Aucun ne semblant ravi d’être là, deux ou trois jetaient même des regards noirs au mur d’en face, devant lequel se pressait une cinquantaine de Tarabonais qui leur rendaient bien leur agressivité. Tous des fidèles du Dragon, peut-être, mais pas épargnés pour autant par la haine recuite que se vouaient les Domani et les Tarabonais.

Devant ce spectacle, Ituralde dut se retenir de sourire. Tant de non-Domani, vraiment ? Il n’avait pas compté sur la moitié…

— Le seigneur Rodel Ituralde vient à nous sous la protection du Ruban Blanc, annonça Shimron. Si quelqu’un songe à la violence, qu’il sonde son cœur et pense au salut de son âme.

Fin du protocole et début des débats.

— Pourquoi nous a-t-il proposé le Ruban Blanc ? demanda Wakeda.

Une main sur la poignée de son épée longue et l’autre serrée sur son flanc, il n’avait rien d’un géant, même s’il dominait Ituralde de quelques pouces. En revanche, il affichait l’arrogance d’un roi. En son temps, les femmes le trouvaient séduisant. Aujourd’hui, un cache noir dissimulait l’absence de son œil droit et son grain de beauté, telle une tête de flèche, semblait viser la balafre qui courait de sa joue à son front.

— Ituralde veut-il se joindre à nous ou exiger notre reddition ? Comme nous le savons tous, le Loup est aussi courageux que rusé.
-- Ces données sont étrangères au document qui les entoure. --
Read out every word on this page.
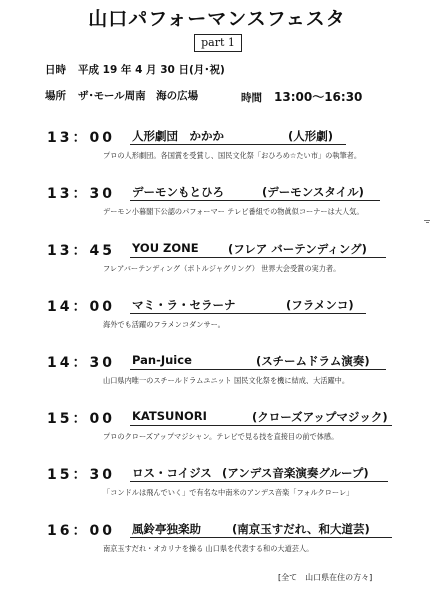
山口パフォーマンスフェスタ
part 1
日時 平成 19 年 4 月 30 日(月･祝)
場所 ザ･モール周南　海の広場	時間 13:00〜16:30
13：00 人形劇団　かかか	(人形劇)
プロの人形劇団。各国賞を受賞し、国民文化祭「おひろめ☆たい市」の執筆者。
13：30 デーモンもとひろ	(デーモンスタイル)
デーモン小暮閣下公認のパフォーマー テレビ番組での物眞似コーナーは大人気。
13：45 YOU ZONE	(フレア バーテンディング)
フレアバーテンディング（ボトルジャグリング） 世界大会受賞の実力者。
14：00 マミ・ラ・セラーナ	(フラメンコ)
海外でも活躍のフラメンコダンサー。
14：30 Pan-Juice	(スチームドラム演奏)
山口県内唯一のスチールドラムユニット 国民文化祭を機に結成、大活躍中。
15：00 KATSUNORI	(クローズアップマジック)
プロのクローズアップマジシャン。テレビで見る技を直接目の前で体感。
15：30 ロス・コイジス (アンデス音楽演奏グループ)
「コンドルは飛んでいく」で有名な中南米のアンデス音楽「フォルクローレ」
16：00 風鈴亭独楽助	(南京玉すだれ、和大道芸)
南京玉すだれ・オカリナを操る 山口県を代表する和の大道芸人。
[全て　山口県在住の方々]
Serait-il téméraire au point de nous défier ?

Des murmures coururent dans les rangs des Domani. Un mélange d’amusement et de colère…
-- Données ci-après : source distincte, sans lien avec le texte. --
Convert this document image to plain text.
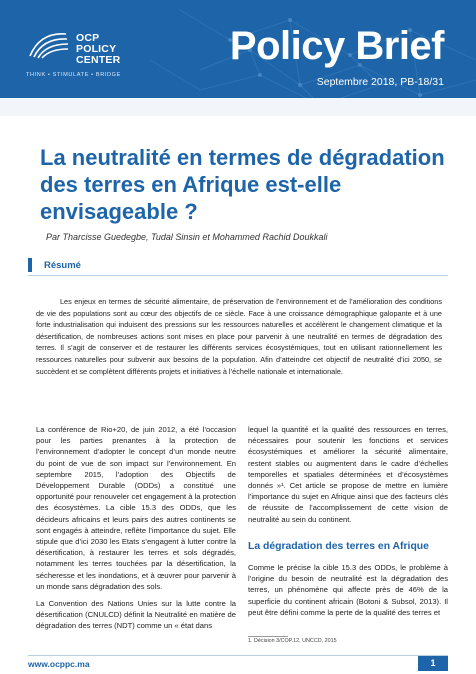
OCP
POLICY
CENTER
THINK • STIMULATE • BRIDGE
Policy Brief
Septembre 2018, PB-18/31
La neutralité en termes de dégradation des terres en Afrique est-elle envisageable ?
Par Tharcisse Guedegbe, Tudal Sinsin et Mohammed Rachid Doukkali
Résumé
Les enjeux en termes de sécurité alimentaire, de préservation de l’environnement et de l’amélioration des conditions de vie des populations sont au cœur des objectifs de ce siècle. Face à une croissance démographique galopante et à une forte industrialisation qui induisent des pressions sur les ressources naturelles et accélèrent le changement climatique et la désertification, de nombreuses actions sont mises en place pour parvenir à une neutralité en termes de dégradation des terres. Il s’agit de conserver et de restaurer les différents services écosystémiques, tout en utilisant rationnellement les ressources naturelles pour subvenir aux besoins de la population. Afin d’atteindre cet objectif de neutralité d’ici 2050, se succèdent et se complètent différents projets et initiatives à l’échelle nationale et internationale.

La conférence de Rio+20, de juin 2012, a été l’occasion pour les parties prenantes à la protection de l’environnement d’adopter le concept d’un monde neutre du point de vue de son impact sur l’environnement. En septembre 2015, l’adoption des Objectifs de Développement Durable (ODDs) a constitué une opportunité pour renouveler cet engagement à la protection des écosystèmes. La cible 15.3 des ODDs, que les décideurs africains et leurs pairs des autres continents se sont engagés à atteindre, reflète l’importance du sujet. Elle stipule que d’ici 2030 les Etats s’engagent à lutter contre la désertification, à restaurer les terres et sols dégradés, notamment les terres touchées par la désertification, la sécheresse et les inondations, et à œuvrer pour parvenir à un monde sans dégradation des sols.

La Convention des Nations Unies sur la lutte contre la désertification (CNULCD) définit la Neutralité en matière de dégradation des terres (NDT) comme un « état dans

lequel la quantité et la qualité des ressources en terres, nécessaires pour soutenir les fonctions et services écosystémiques et améliorer la sécurité alimentaire, restent stables ou augmentent dans le cadre d’échelles temporelles et spatiales déterminées et d’écosystèmes donnés »¹. Cet article se propose de mettre en lumière l’importance du sujet en Afrique ainsi que des facteurs clés de réussite de l’accomplissement de cette vision de neutralité au sein du continent.

La dégradation des terres en Afrique

Comme le précise la cible 15.3 des ODDs, le problème à l’origine du besoin de neutralité est la dégradation des terres, un phénomène qui affecte près de 46% de la superficie du continent africain (Botoni & Subsol, 2013). Il peut être défini comme la perte de la qualité des terres et

1. Décision 3/COP.12, UNCCD, 2015
www.ocppc.ma	1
Pour s’empêcher de jouer avec le rubis de son oreille gauche, Ituralde croisa les mains dans son dos. Ce tic avec le rubis, c’était notoire, indiquait que la moutarde lui montait au nez. Parfois, il délivrait délibérément cette information. Pour l’heure, il devait paraître calme. Tant pis si cet homme parlait comme s’il n’était pas là !

Sous l’influence de la colère, on pouvait défier quelqu’un en duel. Mais il était là pour en livrer un, et cet exercice demandait une parfaite maîtrise de ses nerfs. Les mots, il le savait, pouvaient être aussi mortels que les armes.
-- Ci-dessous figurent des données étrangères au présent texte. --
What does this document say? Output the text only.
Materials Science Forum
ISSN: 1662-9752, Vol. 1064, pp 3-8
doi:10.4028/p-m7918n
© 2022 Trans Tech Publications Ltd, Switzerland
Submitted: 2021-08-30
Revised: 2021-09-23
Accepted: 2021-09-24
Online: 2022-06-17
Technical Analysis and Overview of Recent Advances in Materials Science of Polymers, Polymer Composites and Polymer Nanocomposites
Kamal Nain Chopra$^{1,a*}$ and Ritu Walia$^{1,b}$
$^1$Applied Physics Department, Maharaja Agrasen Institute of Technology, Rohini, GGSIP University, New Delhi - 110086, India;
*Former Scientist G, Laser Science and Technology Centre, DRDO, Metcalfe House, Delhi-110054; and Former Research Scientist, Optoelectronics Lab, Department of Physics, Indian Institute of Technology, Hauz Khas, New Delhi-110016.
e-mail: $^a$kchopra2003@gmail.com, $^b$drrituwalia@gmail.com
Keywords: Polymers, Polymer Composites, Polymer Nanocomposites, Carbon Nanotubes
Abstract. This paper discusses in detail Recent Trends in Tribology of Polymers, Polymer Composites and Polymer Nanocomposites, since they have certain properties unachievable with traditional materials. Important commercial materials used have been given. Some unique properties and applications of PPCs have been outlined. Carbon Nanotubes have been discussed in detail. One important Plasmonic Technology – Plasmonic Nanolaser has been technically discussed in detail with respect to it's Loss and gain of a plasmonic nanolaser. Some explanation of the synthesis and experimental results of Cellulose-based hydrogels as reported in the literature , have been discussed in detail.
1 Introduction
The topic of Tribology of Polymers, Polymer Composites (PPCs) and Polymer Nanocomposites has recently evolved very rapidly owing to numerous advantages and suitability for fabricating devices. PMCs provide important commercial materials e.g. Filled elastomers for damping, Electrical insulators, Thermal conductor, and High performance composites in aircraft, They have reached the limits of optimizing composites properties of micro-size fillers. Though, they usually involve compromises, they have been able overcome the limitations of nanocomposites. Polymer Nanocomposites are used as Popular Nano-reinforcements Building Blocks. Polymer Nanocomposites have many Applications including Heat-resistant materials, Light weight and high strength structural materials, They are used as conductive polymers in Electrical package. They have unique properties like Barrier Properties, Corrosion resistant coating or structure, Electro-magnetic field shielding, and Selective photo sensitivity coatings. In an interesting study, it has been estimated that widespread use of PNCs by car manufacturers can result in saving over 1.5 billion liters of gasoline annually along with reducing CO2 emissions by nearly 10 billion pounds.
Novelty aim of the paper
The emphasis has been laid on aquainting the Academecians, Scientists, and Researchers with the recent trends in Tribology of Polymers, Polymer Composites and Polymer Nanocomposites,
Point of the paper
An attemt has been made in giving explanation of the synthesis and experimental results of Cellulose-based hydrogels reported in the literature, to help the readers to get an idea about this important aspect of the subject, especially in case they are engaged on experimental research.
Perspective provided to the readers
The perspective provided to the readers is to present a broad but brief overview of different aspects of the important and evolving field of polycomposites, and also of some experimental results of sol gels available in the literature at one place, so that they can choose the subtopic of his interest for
— Ici, dit-il, nous sommes tous informés que nous avons un nouvel ennemi au sud. Les Seanchaniens ont submergé le Tarabon.

Ituralde balaya du regard les Tarabonais, dont aucun ne broncha. Sur les visages de ces gens, il n’avait jamais rien su lire. Avec leur grotesque moustache – quasiment des défenses poilues, pires encore que les bacchantes de rigueur au Saldaea – et leur ridicule voile, ils auraient aussi bien pu porter un masque. Et la pénombre, bien entendu, n’arrangeait rien. Mais il avait vu ces hommes équipés d’un « voile » en cotte de mailles, et il avait besoin d’eux.

— Après avoir déferlé dans la plaine d’Almoth, ils continuent vers le nord. Leurs intentions sont claires : conquérir l’Arad Doman puis le reste du monde.

— Le seigneur Ituralde vient-il pour savoir qui nous soutiendrons si les Seanchaniens nous envahissent ? demanda Wakeda.

— Seigneur Wakeda, je ne doute pas un instant que vous combattriez pour l’Arad Doman.

Wakeda s’empourpra sous cette insulte – comment pouvait-on seulement envisager le contraire ? Avec un bel ensemble, ses compagnons portèrent la main à leur arme.

— Selon des réfugiés, intervint Shimron, comme s’il craignait que Wakeda oublie le Ruban Blanc, il y a des Aiels dans la plaine.

Si Wakeda ne dégainait pas son arme, ou ne leur ordonnait pas de tirer la leur, ses partisans ne prendraient pas les devants…

— Ces Aiels combattent pour le Dragon Réincarné, à ce qu’on dit, continua Shimron. Il a dû les envoyer, peut-être pour qu’ils nous soutiennent. Dans l’histoire, nul n’a jamais vaincu les Aiels, pas même Artur Aile-de-Faucon. Seigneur Ituralde, vous vous souvenez des Neiges de Sang, dans votre jeunesse ? Quoi que prétendent les chroniques, vous me concéderez que nous n’avons pas vaincu lors de cette bataille. Et les Seanchaniens, selon moi, sont moins nombreux que nous l’étions alors. Pour ma part, j’ai entendu dire que les envahisseurs se dirigent vers le sud, à l’opposé de la frontière. Croyez-moi, la prochaine nouvelle, ce sera qu’ils se retirent de la plaine d’Almoth, pas qu’ils fondent sur nous.